Pendekatan dialog ini menampilkan imajinasi orang-orang biasa yang membincangkan tentang SRD. Dialog berlatar di amfiteater (fiksi) universitas di mana seorang penulis (fiksi), moderator, empat panelis, dan audiens berkumpul untuk menanyai penulis tentang buku terbarunya, Apakah Musuh Demokrasi Pemilu No.1? Midge, begitu dia dipanggil, adalah seorang profesor filsafat yang melakukan begitu banyak pemaparan nonakademik sehingga dia akhirnya menjadi intelektual publik penuh waktu, aktif di sejumlah organisasi dan tujuan. Secara politik, dia adalah seorang sosialis yang meninggalkan politik kiri untuk menjadi advokat penuh waktu untuk demokrasi non-partisan.
Moderator dalam dialog ini, tidak pernah disebutkan namanya, menyuarakan pandangan yang lebih sentris dan mapan, sebagaimana layaknya seseorang yang penting di universitas dan komunitas di luar. Keempat panelis dengan nama samaran yang dianonimkan secara teknologi—tentu saja dipilih dengan acak, undian!—mewakili berbagai jalinan opini politik yang umum di komunitas universitas. Mereka menyebut diri mereka Cato (konservatif), Uhuru (liberal), Rangi (komunis), dan Atlas (libertarian). Terakhir, namun tidak kalah pentingnya, para penanya audiens, baik di aula maupun yang berpartisipasi dari jarak jauh, menyuarakan pendapat yang umum di masyarakat pada umumnya.
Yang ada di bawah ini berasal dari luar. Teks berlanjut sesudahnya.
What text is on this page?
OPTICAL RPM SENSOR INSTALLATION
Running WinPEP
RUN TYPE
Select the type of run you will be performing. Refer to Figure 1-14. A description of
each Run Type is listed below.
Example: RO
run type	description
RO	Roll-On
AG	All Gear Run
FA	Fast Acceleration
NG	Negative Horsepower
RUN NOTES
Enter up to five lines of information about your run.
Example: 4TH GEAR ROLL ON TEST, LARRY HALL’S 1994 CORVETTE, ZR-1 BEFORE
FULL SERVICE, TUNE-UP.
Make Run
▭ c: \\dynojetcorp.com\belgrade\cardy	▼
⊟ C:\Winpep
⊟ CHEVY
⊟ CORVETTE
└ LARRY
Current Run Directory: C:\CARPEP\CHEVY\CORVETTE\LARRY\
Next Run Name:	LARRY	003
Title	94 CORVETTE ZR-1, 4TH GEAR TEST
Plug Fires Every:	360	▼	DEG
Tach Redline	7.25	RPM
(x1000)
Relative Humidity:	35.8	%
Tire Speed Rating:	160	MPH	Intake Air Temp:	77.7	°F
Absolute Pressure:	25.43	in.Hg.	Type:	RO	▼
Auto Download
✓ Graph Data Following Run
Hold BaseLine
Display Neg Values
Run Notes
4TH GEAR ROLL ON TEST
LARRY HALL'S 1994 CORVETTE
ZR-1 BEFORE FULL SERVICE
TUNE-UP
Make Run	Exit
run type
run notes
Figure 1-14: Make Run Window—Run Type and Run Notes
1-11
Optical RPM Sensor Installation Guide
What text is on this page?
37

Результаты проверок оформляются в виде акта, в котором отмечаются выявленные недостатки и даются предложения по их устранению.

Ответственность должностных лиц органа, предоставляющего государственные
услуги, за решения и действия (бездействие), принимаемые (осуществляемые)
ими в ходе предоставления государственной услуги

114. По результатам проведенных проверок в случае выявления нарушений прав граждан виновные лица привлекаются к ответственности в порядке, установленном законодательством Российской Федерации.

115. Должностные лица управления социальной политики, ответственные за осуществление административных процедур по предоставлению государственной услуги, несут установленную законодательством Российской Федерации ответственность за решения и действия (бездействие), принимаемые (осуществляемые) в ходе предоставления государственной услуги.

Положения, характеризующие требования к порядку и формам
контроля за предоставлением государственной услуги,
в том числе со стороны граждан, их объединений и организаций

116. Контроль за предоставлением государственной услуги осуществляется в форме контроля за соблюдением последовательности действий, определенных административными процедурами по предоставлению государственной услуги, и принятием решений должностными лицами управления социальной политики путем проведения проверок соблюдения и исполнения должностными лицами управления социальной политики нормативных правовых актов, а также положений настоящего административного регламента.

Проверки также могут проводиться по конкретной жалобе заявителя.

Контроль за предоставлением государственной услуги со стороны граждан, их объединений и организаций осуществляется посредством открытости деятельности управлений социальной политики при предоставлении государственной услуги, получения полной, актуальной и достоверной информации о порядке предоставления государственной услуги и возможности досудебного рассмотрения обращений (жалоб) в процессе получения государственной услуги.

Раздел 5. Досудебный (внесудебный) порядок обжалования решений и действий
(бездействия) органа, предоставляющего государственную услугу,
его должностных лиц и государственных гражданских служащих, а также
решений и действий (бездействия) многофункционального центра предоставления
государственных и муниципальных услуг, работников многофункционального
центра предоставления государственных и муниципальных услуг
Perlu dicatat semua aktor dalam dialog ini adalah fiksi.
Tokoh-tokoh dalam dialog ini mewujudkan ideologi partisan hanya dalam arti luas dan umum: Cato konservatif dalam mendukung pemerintah yang mengutamakan tradisi, Uhuru liberal karena menginginkan pemerintah mengambil peran utama dalam mengganti cara dan nilai tradisional dengan yang lebih modern. Libertarian Atlas yang lebih suka melihat pemerintah diminimalkan semaksimal mungkin, dan Rangi sayap kiri dalam mendukung pemerintah yang menjadikan pekerja dan orang miskin sebagai prioritas dalam segala hal. Dialog dibangun di atas tesis bahwa tidak ada komitmen partisan atau prinsip ideologis yang mencegah mereka untuk setidaknya terbuka terhadap gagasan SRD.
Dari uraian sepanjang 12 Bab dalam 189 halaman, buku The Democracy Manifesto: A Dialogue on Why Elections Need to be Replaced with Sortation ingin menegaskan bahwa jika ingin melihat demokrasi berjalan dengan warga sebagai penguasa utama maka SRD ini adalah jalannya. Dengan SRD maka kita akan mempunyai demokrasi tanpa perlu lagi partai,
demokrasi tanpa adanya pemilu, dan demokrasi dengan politik tanpa diperlukan satu politisipun.
Di bawah SRD, tidak perlu memilih pemimpin karena orang-orang anonim yang dipilih secara acak yang menjabat untuk jangka waktu singkat sekali seumur hidup dan memegang semua posisi kepemimpinan. Jadi, tidak perlu berorganisasi untuk mendaftarkan pemilih, melakukan kampanye, atau melakukan penggalangan jumlah pemilih pada hari pemilihan—tidak ada kampanye untuk diliput media, tidak ada kontestasi politik untuk diramalkan, tidak diperlukan lembaga survei, tidak ada kualitas kepemimpinan untuk dijadikan patokan, tidak ada reputasi untuk diumumkan, tidak ada puja puji dan segala permainan kotor. Partai politik juga akan kehilangan keberadaannya karena tidak perlu atur-atur daftar pemilihan, memberikan dukungan keuangan, manajer dan konsultan kampanye, menawar untuk dukungan individu dan kelembagaan, bekerja media, dan melakukan semua hal lain yang dilakukan partai dalam Pemilu modern. Pada sistem Pemilu modern saat ini, Pemilu nampak memberikan rasa keterlibatan langsung masyarakat dalam kehidupan politik bangsa, daerah, atau kotanya. Politisi memberikan isu dan menyebabkan wajah dan suara publik, yang dipublikasikan media massa dengan melakukan yang terbaik untuk mengubah kampanye pemilu dan pertarungan politik menjadi penuh drama. Hasilnya adalah publik yang terlibat. Tapi semua itu akan hilang di bawah SRD. Hanya akan ada avatar yang sewenang-wenang dan selalu berubah-ubah yang melindungi identitas pembuat keputusan yang fana, dan mungkin terlalu membosankan. Tidak ada yang perlu dipersonalisasi atau didramatisasi, tidak ada orang yang terlibat atau berhimpun dalam lapangan luas dengan orasi bertubi-tubi.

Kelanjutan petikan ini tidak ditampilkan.